Снег, солнце, олени, любовь, Лондон, громадный город, тоска, желтое небо, языки пламени на газовых месторождениях, пьяные бизнесмены, мать, слезы…
Они выступили у нее на глазах внезапно и опрятными ручейками полились по гладким щекам. Вроде бы не такие грустные стихи, -подумал Купавин и осторожно дотронулся до мокрой щеки Тамары. Она, словно дожидаясь этого движения, быстро перехватила его руку, рывком сдернула ее вниз и прижала к своему бедру.
«Sorry for my tears, darling. It’s really nothing. And you look so funny» – нараспев проговорила она на хорошем английском. Его рука деревянным протезом застыла в ее руке, которая еле заметным движением двигала его под одеяло с теплого севера на раскаленный влажный юг...
«Все, накрылась премия в квартал!», - мелькнуло в голове у застывшего в сладком изумлении Купавина. Он казался себе застывшем от ужаса каменным истуканом с громадным потрескавшимся помидором вместо головы.
- Я наверное выгляжу идиотом? – спросил он Тамару, чувствуя ее обжигающий огонь, - Оттого, что я грязный старикашка. Ничего подобного я раньше себе не позволял, -промямлил он и попытался улыбнуться.
- Поэтому-то твое и мое сердцa дают сбой , –тихо, но убежденно сказала Тамара, продолжая свою опасную игру под одеялом.
- Да, да, да - тупо повторял Купавин про себя, не осмеливаясь взглянуть лишний раз на отчаянную северянку.
- Да не может такого быть! – неожиданно громко вскрикнула бабуся на своей кровати, переживая за очередную неудачу дона Франческо в сериальных страстях. Его заложница-рука безвольно выполняла движения по требованию пленившей ее обольстительницы. Тамара лежала с прикрытыми глазами, слезы на ее щеках высохли. Она спокойно и ровно дышала, беззвучно улыбаясь чему-то.
После этого были еще несколько «вечеров поэзии» приблизительно того же содержания, а через неделю в отделении случился большой обход. Первым в палату вкатывался светило и с деланным интересом рассматривал пациентов, в то время как лечащий врач бойко выкрикивал историю болезни. Сорок – пятьдесят секунд, не больше. Затем светило поворачивался к койке напротив, к другой незадавшейся жизни. У Тамары светило задержался, удивившись необычно хорошей кардиограмме в течение последних дней.
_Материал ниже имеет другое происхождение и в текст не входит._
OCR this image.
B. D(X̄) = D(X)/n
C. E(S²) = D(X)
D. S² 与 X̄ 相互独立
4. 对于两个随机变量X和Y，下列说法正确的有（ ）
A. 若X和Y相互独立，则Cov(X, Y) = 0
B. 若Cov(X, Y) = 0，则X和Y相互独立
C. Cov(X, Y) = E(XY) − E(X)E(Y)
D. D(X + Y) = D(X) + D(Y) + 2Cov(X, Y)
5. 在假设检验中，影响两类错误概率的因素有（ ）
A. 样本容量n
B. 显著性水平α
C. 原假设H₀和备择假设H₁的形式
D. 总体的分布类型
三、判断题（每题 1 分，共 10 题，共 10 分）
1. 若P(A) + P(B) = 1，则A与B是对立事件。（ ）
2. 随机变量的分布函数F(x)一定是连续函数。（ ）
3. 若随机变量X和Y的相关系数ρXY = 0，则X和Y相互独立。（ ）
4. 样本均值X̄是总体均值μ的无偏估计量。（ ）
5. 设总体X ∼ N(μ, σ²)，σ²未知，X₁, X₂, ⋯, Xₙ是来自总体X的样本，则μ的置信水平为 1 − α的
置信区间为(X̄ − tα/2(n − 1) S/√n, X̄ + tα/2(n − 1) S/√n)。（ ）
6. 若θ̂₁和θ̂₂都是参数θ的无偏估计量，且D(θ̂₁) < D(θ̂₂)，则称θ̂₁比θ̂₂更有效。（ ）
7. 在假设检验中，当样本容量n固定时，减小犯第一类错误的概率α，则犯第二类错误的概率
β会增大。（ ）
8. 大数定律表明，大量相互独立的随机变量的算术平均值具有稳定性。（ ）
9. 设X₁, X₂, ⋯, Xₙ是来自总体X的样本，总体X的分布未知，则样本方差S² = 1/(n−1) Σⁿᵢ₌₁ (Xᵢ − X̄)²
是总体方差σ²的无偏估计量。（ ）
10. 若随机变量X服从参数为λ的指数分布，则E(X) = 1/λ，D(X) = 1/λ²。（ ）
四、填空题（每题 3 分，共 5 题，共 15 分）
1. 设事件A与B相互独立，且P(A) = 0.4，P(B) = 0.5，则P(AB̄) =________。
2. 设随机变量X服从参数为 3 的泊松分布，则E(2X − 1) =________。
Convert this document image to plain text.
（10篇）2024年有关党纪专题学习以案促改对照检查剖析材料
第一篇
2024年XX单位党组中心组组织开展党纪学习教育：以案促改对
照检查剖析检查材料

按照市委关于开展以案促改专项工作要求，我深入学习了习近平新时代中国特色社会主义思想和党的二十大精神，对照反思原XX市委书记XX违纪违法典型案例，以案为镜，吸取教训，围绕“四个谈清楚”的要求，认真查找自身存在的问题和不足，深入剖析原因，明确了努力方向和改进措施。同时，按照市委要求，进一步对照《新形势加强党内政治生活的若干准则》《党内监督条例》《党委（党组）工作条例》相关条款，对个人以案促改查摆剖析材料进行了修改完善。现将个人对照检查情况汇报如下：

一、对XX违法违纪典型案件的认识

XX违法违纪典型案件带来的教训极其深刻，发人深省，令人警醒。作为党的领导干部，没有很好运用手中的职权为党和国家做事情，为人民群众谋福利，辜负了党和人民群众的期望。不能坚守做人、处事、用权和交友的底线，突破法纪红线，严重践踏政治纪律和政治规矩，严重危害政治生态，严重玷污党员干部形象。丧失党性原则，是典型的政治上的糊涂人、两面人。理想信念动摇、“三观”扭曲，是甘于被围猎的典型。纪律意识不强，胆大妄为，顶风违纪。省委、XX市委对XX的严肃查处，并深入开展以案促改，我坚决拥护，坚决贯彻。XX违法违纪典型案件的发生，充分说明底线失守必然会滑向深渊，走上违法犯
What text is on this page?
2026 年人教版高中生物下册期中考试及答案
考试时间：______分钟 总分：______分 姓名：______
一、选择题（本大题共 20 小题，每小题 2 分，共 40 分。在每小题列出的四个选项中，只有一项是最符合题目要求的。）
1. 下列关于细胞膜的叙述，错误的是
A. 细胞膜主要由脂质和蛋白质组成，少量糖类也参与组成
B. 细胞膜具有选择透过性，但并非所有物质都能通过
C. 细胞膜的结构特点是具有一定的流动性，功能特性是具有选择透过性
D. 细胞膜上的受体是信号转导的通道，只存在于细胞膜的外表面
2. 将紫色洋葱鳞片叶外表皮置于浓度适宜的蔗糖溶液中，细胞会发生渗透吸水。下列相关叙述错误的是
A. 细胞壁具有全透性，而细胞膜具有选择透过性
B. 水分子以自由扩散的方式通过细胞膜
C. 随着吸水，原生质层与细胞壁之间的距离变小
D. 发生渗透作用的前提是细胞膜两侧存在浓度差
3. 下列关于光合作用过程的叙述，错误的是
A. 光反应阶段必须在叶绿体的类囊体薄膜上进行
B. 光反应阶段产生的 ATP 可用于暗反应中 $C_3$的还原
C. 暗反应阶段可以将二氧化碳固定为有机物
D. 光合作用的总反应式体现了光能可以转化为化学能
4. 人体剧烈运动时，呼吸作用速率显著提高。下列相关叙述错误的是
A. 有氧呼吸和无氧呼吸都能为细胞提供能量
- Вот видите, а ваш батюшка беспокоится, звонит мне даже домой. У вас отличная динамика. Поздравляю, моя девочка!
- Все ваши золотые руки, профессор! – ехидно заметила бабуся на соседней койке. Светило невольно улыбнулся и пошел прочь. За ним двинулась стайка докторов и кандидатов наук. Было 12 часов дня. В коридоре светило устало вздохнул и тщательно посмотрел на свои руки. В соседней палате также произошло удивительное исцеление у седовласого пациента. К чему бы это?